Verordening op de Programmaraad

Verordening op de regionale programmaraad Aalburg, Giessenlanden, Gorinchem, Werkendam en WoudrichemDe raad van de gemeente Woudrichem,Gezien het voorstel van het college van burgemeester en wethouders van 16 december 2003;Gelet op het bepaalde in de Mediawet en in het bijzonder arikel 82k van die wet;Besluit:Vast te stellen de navolgende verordening, regelende de instelling, taen en samenstellng van de bestuurscommissie Regionale Programaraad Aalburg, Giessenlanden, Gorinchem, Werkendam en Woudrichem. 

Artikel 1.

In deze verordening wordt verstaan onder:

  • a.

    het algemeen bestuur: de gemeenterad van de onderscheiden gemeenten

  • b.

    het dagelijks bestuur : het college van burgemeester en wethouders van de onderscheiden gemeenten

  • c.

    programmaraad: Regionale Programmaraad Aalburg, Giessenlanden, Gorinchem, Werkendam en Woudrichem (RP AGGWW);

  • d.

    taakgebied: het gebied waarvoor de Programmaraad ingevolge arikel 2 functioneert;

Artikel 2.

  • 1. Ingesteld wordt de Regionale Programmaraad Aalburg, Giesssenlanden, Gorinchem, Werkendam en Woudrichem.

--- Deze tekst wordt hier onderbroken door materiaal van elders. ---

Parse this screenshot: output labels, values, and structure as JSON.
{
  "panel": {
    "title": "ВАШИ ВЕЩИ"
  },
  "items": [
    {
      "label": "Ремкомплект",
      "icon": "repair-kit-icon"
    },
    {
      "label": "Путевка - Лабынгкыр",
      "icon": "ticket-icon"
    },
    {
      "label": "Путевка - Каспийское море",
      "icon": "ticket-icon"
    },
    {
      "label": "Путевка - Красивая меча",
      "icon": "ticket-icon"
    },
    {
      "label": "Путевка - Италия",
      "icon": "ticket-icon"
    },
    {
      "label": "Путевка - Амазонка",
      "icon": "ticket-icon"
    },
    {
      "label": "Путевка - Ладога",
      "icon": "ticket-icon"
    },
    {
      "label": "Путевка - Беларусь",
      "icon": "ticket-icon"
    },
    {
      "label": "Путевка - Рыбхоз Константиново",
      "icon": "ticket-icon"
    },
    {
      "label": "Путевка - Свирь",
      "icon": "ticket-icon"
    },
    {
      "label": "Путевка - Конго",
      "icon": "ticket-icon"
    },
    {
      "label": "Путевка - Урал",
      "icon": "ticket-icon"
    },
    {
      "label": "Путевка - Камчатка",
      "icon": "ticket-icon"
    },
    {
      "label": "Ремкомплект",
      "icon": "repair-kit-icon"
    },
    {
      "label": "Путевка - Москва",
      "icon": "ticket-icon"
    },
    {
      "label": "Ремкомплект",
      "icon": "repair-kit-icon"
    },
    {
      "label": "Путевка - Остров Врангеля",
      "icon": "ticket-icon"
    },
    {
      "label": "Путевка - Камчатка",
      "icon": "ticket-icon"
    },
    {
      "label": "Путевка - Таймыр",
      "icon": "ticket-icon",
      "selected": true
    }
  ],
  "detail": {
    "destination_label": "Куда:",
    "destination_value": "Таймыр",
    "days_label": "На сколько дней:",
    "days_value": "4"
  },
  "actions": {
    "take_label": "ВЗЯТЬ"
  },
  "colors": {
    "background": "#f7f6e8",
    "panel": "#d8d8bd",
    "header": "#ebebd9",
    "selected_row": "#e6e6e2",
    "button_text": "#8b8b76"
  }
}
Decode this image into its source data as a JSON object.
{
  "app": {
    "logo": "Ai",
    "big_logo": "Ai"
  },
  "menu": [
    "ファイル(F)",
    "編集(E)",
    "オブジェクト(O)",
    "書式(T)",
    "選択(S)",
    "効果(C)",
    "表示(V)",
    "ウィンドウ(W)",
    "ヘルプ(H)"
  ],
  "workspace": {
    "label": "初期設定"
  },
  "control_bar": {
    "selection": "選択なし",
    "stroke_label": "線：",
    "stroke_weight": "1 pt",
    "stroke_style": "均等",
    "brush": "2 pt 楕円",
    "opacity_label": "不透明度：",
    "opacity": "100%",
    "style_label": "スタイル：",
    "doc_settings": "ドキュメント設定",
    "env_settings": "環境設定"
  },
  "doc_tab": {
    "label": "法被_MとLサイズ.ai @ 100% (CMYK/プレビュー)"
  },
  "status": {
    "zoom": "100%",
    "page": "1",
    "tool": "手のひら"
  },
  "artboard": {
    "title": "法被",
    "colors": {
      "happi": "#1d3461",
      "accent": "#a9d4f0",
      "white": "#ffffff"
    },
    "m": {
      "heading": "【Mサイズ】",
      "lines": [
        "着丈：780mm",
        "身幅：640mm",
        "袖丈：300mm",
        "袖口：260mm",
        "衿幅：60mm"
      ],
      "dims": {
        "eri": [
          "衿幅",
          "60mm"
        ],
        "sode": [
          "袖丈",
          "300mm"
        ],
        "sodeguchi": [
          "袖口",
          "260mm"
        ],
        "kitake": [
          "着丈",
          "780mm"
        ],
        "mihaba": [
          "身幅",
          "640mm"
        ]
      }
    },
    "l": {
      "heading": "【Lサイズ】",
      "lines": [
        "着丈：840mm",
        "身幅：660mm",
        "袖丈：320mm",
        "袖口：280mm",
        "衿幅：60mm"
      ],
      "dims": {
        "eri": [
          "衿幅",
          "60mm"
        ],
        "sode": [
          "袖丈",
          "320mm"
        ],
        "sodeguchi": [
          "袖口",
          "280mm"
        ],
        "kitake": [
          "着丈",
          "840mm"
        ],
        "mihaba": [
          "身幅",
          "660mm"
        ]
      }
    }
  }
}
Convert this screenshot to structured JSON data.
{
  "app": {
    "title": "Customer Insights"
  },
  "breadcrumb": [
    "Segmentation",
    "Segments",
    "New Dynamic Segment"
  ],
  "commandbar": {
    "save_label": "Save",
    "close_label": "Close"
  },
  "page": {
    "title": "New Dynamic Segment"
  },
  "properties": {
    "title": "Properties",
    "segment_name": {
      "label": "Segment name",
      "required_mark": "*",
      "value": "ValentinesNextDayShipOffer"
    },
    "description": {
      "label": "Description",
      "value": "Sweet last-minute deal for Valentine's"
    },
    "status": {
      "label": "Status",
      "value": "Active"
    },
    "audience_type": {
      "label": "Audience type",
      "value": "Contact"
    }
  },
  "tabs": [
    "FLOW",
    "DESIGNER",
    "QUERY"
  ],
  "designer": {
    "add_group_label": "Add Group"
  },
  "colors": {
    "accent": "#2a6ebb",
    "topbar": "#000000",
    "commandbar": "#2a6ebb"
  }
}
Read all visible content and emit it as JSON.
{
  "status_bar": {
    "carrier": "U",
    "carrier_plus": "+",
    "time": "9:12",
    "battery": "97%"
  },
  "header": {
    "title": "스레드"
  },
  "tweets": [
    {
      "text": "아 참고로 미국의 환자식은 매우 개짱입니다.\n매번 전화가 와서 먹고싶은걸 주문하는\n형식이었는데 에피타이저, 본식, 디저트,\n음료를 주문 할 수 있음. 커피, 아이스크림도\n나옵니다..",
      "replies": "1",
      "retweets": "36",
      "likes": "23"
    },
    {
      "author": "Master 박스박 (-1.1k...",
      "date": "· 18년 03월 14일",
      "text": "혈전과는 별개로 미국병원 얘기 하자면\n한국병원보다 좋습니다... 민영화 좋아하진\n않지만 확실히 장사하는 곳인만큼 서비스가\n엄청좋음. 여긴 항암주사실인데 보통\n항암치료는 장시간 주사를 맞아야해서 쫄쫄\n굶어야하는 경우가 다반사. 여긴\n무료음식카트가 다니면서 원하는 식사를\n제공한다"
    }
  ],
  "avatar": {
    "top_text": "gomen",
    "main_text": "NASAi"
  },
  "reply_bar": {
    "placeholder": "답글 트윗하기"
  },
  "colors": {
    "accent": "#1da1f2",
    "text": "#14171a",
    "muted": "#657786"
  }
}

  • 2. De programmaraad functioneert voor het gebied van de gemeenten deelnemend in de regeling.

Artikel 3.

De Regionale Programmaraad brengt de beheerder van het omroepnetwerk in zijn taakgebied advies uit over de door deze minimaal uit te zenden programma's, met inachtneming van de daarvoor geldende wettelijke voorschriften.

Artikel 4.

Het dagelijks bestuur benoemt buiten zijn midden de leden van de programmaraad tot een aantal van maximaal 10.

Artikel 5.

Als representanten van de voornaamste maatschappelijke stromingen in het taakgebied van de programmaraad worden aangewezen een of twee leden uit onder andere de navolgende maatschappelijke sectoren:

  • a.

    onderwijs, opvoeding en wetenschap;

  • b.

    maatschappelijke- en gezondheidszorg;

  • c.

    sport, ontspanning en cultuur;

  • d.

    godsdienst en levensbeschouwing;

  • e.

    natuur en milieu;

  • f.

    etnische minderheden.

Artikel 6.

De leden van de programmaraad zijn woonachtig in de navolgende gemeenten:

  • a.

    Aalburg : 2 leden

  • b.

    Giessenlanden 2 leden

  • c.

    Gorinchem 2 leden

  • d.

    Werkendam 2 leden

  • e.

    Woudrichem 2leden

Artikel 7.

  • 1. Het lidmaatschap van de programmaraad is niet te verenigen met betrokkenheid bij de voorbereiding, aanbieding, uitzending of doorgifte van programma's middels dienstverlening, dienstverband, bestuur, toezicht of anderszins.

  • 2. Tot lid van de programmaraad kan uitsluitend worden benoemd een persoon die de leeftijd van 16 jaar heeft bereikt.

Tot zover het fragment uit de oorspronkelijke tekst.